El solar —un antiguo huerto a las afueras del pueblo— estaba cercado con un muro construido precariamente con tapial y cascotes y contaba con algunos árboles frutales y unos nogales añejos. Desde el huerto se disfruta tanto de la vegetación existente de la fértil ribera del Esla como de unas vistas lejanas del río.
Sin apenas referencias de los vecinos se hacía difícil establecer diálogo alguno con las construcciones preexistentes ni seguir alguna alineación. Por tanto, la casa establece su juego autónomo de referencias que responden a su situación en el antiguo huerto: paralela a la calle, sin pegarse al linde, aprovecha la privacidad que ofrece el antiguo y precario muro de cierre del huerto para abrirse a las vistas hacia el río. El volumen se sitúa en un ángulo del terreno para no tener que talar ningún árbol y para dejar el máximo espacio libre de jardín y lugares para poder celebrar comidas y fiestas familiares.
Lo inacabado, lo crudo, no se entiende aquí como una estrategia a priori, sino como una respuesta a dos solicitaciones, una de índole económica y otra cultural. Por un lado, el modesto presupuesto disponible para la obra obligaba a tener que trabajar con materiales y procesos de puesta en obra relativamente económicos y ejecutados por manos no excesivamente diestras, como un ladrillo corriente no visto, que más tarde se pintaría de blanco, y un mínimo trabajo en las juntas del aparejo, dejando las rebabas de cemento gris sin rejuntar, de modo que con pocos recursos se consiguiera cierta textura en los paramentos exteriores. También por las mismas razones, los techos se dejaron con las bovedillas de hormigón a la vista, que los propios habitantes se encargaron de pintar.
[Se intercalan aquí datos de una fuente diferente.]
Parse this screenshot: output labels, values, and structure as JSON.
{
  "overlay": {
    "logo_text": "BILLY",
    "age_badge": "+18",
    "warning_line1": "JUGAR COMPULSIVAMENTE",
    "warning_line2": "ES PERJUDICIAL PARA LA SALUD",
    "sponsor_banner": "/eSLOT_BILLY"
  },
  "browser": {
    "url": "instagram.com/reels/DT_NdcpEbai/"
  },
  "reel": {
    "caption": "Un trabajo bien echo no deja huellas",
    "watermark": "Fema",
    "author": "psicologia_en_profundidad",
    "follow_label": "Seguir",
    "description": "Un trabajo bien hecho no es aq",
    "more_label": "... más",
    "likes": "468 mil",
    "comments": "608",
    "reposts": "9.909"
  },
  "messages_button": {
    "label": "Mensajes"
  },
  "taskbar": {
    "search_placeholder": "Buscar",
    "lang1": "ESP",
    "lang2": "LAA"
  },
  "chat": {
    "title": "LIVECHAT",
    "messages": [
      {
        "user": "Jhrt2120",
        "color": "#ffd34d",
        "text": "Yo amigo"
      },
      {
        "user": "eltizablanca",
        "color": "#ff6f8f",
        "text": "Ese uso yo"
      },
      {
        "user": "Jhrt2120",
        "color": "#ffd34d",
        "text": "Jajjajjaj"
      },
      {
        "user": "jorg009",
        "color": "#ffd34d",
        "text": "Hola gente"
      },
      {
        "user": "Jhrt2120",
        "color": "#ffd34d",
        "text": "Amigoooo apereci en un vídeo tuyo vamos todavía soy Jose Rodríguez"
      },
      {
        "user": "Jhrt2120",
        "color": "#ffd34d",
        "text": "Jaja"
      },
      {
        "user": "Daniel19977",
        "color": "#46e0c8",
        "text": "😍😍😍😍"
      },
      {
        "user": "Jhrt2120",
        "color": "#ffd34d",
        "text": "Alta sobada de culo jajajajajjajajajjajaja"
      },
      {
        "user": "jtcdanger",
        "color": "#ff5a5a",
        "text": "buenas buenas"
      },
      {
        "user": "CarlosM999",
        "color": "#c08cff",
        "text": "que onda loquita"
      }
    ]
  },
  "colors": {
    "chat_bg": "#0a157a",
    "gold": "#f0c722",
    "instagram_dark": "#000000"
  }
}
Por otro lado, estas operaciones de manejo de materiales comunes y las diferentes diferencias de textura tienen un transfondo cultural: hacerse eco de los parámetros inacabados y los dinteles vistos de hormigón prefabricado (que en esta casa zunchan todo el volumen) de las cuadras y los cobertizos agrarios de la zona, recuperando unas tradiciones locales que, tan extendidas como poco consideradas, conforman un signo distintivo en el paisaje de las llanuras castellanas. La vibración conseguida en los paramentos tenían como referente los parámetros de fábrica de ladrillo de los edificios rurales de Escania que tan bien consiguieron adaptar en sus obras Sigurd Lewerentz y Karl Anselm.
Y, por último, se entiende aquí lo inacabado —aplicado a otros ámbitos del proyecto, como las verjas de la finca, las casetas de apeos o el no tratamiento del huerto existente— como una estrategia de no imposición por parte del arquitecto hacia los habitantes, dejando espacio para que estos puedan intervenir directamente en decisiones de diseño y acabado de su propia casa, y limitando la labor del arquitecto a una carcasa tectónica que los usuarios complementarán con aderezos, temporales o no.